An F1 season unlike any other saw a familiar champion as Lewis Hamilton (above) continues to challenge the record books. (Courtesy of Twitter)

Michael Hernandez, Assistant Sports Editor

Since we are finally out of 2020, I thought it would be fitting to review the F1 2020 season, one of the longest and shortest in history. Every F1 fan was excited because there were going to be 22 races on the calendar, the longest season yet. It was also the 70th season of F1. However, minutes before the first practice in Australia in March, the race was called off after McLaren withdrew due to positive COVID-19 tests.

The F1 season was effectively postponed with no one knowing if and where any races would occur in the year. After several months, we finally had a revised 17 race calendar which would start on July 4 and end on Dec. 13. This would be the heaviest schedule in terms of demand, with multiple triple headers, making the logistics and travel plans close to impossible with COVID-19 restrictions.  

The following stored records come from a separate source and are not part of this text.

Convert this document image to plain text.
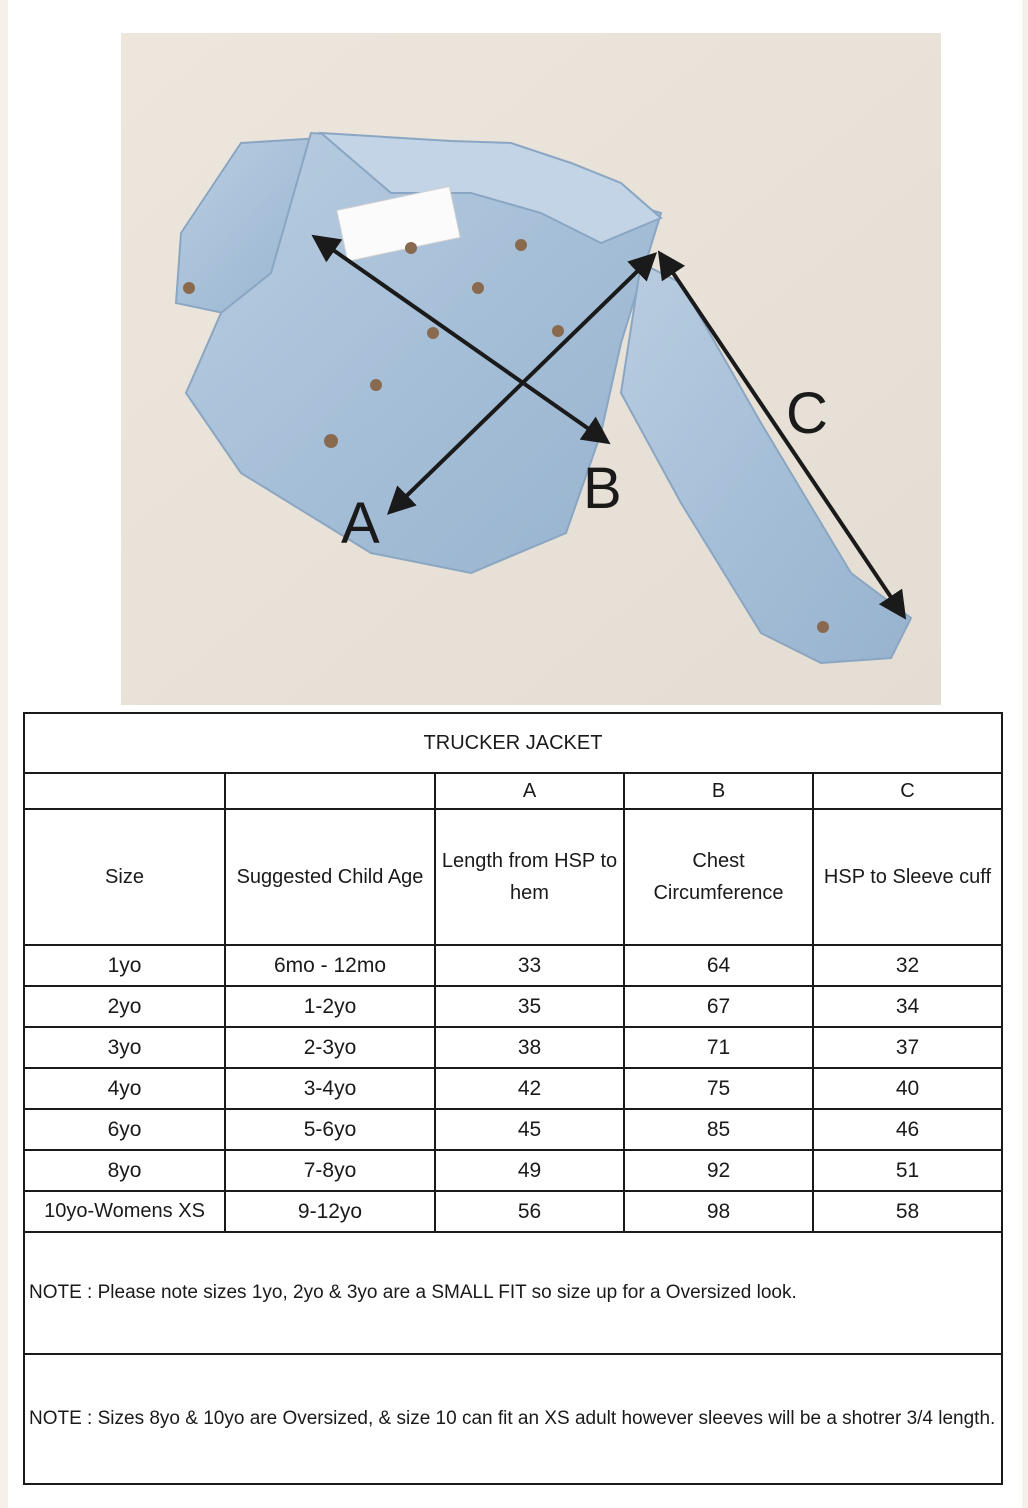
A
B
C
TRUCKER JACKET				
		A	B	C
Size	Suggested Child Age	Length from HSP to hem	Chest Circumference	HSP to Sleeve cuff
1yo	6mo - 12mo	33	64	32
2yo	1-2yo	35	67	34
3yo	2-3yo	38	71	37
4yo	3-4yo	42	75	40
6yo	5-6yo	45	85	46
8yo	7-8yo	49	92	51
10yo-Womens XS	9-12yo	56	98	58

NOTE : Please note sizes 1yo, 2yo & 3yo are a SMALL FIT so size up for a Oversized look.				

NOTE : Sizes 8yo & 10yo are Oversized, & size 10 can fit an XS adult however sleeves will be a shotrer 3/4 length.				
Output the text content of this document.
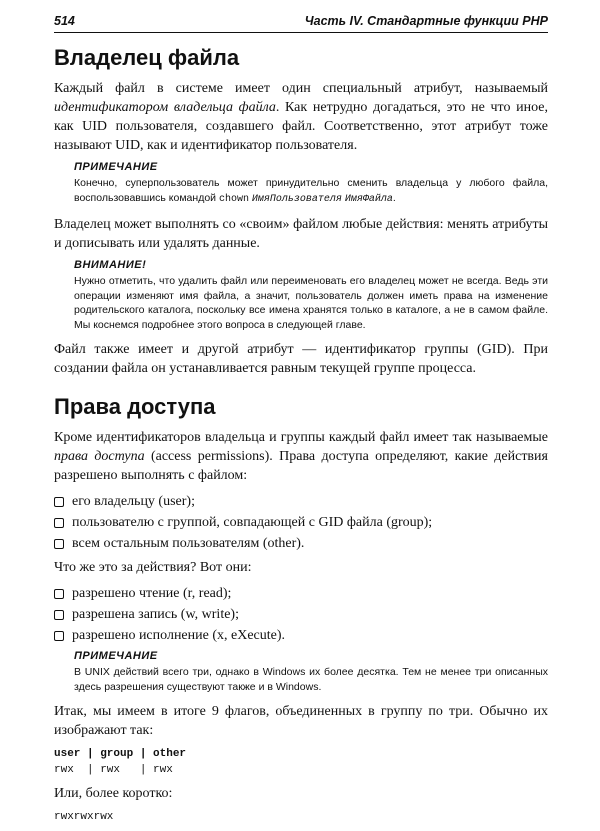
514	Часть IV. Стандартные функции PHP
Владелец файла

Каждый файл в системе имеет один специальный атрибут, называемый идентификатором владельца файла. Как нетрудно догадаться, это не что иное, как UID пользователя, создавшего файл. Соответственно, этот атрибут тоже называют UID, как и идентификатор пользователя.

ПРИМЕЧАНИЕ

Конечно, суперпользователь может принудительно сменить владельца у любого файла, воспользовавшись командой chown ИмяПользователя ИмяФайла.

Владелец может выполнять со «своим» файлом любые действия: менять атрибуты и дописывать или удалять данные.

ВНИМАНИЕ!

Нужно отметить, что удалить файл или переименовать его владелец может не всегда. Ведь эти операции изменяют имя файла, а значит, пользователь должен иметь права на изменение родительского каталога, поскольку все имена хранятся только в каталоге, а не в самом файле. Мы коснемся подробнее этого вопроса в следующей главе.

Файл также имеет и другой атрибут — идентификатор группы (GID). При создании файла он устанавливается равным текущей группе процесса.

Права доступа

Кроме идентификаторов владельца и группы каждый файл имеет так называемые права доступа (access permissions). Права доступа определяют, какие действия разрешено выполнять с файлом:

его владельцу (user);
пользователю с группой, совпадающей с GID файла (group);
всем остальным пользователям (other).

Что же это за действия? Вот они:

разрешено чтение (r, read);
разрешена запись (w, write);
разрешено исполнение (x, eXecute).
ПРИМЕЧАНИЕ

В UNIX действий всего три, однако в Windows их более десятка. Тем не менее три описанных здесь разрешения существуют также и в Windows.

Итак, мы имеем в итоге 9 флагов, объединенных в группу по три. Обычно их изображают так:

user | group | other
rwx  | rwx   | rwx

Или, более коротко:

rwxrwxrwx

Even before the season resumed, there were some driver transfers that shocked fans. Four-time champion Sebastian Vettel left Ferrari and later in the season announced that he was joining Racing Point which was renamed to Aston Martin Racing. Carlos Sainz announced that he was leaving McLaren and taking Vettel’s seat in Ferrari. A couple of days after, Renault’s Daniel Ricciardo announced that he was joining McLaren. The final factor was the return of two-time champion Fernando Alonso to Renault. 

After the driver market news, the season opener was in Austria where we saw a surprise podium on the last lap by McLaren’s Lando Norris, the first of his career. The following race was again in Austria, where Mercedes driver Lewis Hamilton won his first race of the season.  It was clear that the battle for the drivers title would be between Hamilton and his teammate Valteri Bottas, who won the first race.

In the fourth race, the British Grand Prix, one of the Racing Point drivers, Sergio Perez, tested positive for COVID-19, which resulted in Nico Hulkenberg replacing him for the following two races. Both Mercedes drivers had tire punctures on the race’s final two laps. Bottas had the puncture first, with Hamilton getting his on the last lap and finishing on three tires while shielding Red Bull’s Max Verstappen.

 In the following race, the 70th Anniversary Grand Prix, Verstappen achieved the first non-Mercedes win of the year. Hamilton won the following two races in standard fashion, gaining a massive point advantage over his teammate.

Then F1 went to Italy for the first time in the season at Monza. Here we saw Pierre Gasly take the maiden win of his career, closely followed by McLaren’s Carlos Sainz in second with his best finish ever. The following race in Tuscany included a massive crash after a safety car restart which resulted in Verstappen’s teammate Alex Albon achieving his first career podium. 

The next race of importance was in Germany, where McLaren’s Daniel Ricciardo achieved the first podium for the team since 2011. Hamilton won that race, putting him level to the record of F1 wins. He broke the record in the next race in Portugal. Throughout the season, Hamilton increased his lead over Bottas so he had a chance to win the championship in Turkey. Hamilton did just that and equaled the record for the most championships with seven. Both of these records were held by F1 icon Michael Schumacher.

After Turkey, the following races were held in Bahrain. The first race was dominated by the headline of Romain Grosjean’s massive accident which nearly claimed his life. The following week, the race was on a different layout in Bahrain. Hamilton tested positive for COVID-19 and was replaced by Williams’ George Russell. Russell dominated most of the race but fell down to ninth because of a pit stop problem and puncture at the end of the race. Perez won the first race of his career. Then Abu Dhabi brought one of the most jam-packed seasons to a close. 

Shortly after the season ended, Perez was able to secure a drive for Red Bull, pushing Albon to a reserve role. If 2021 brings us even half as many exhilarating races as 2020, it will be another great season.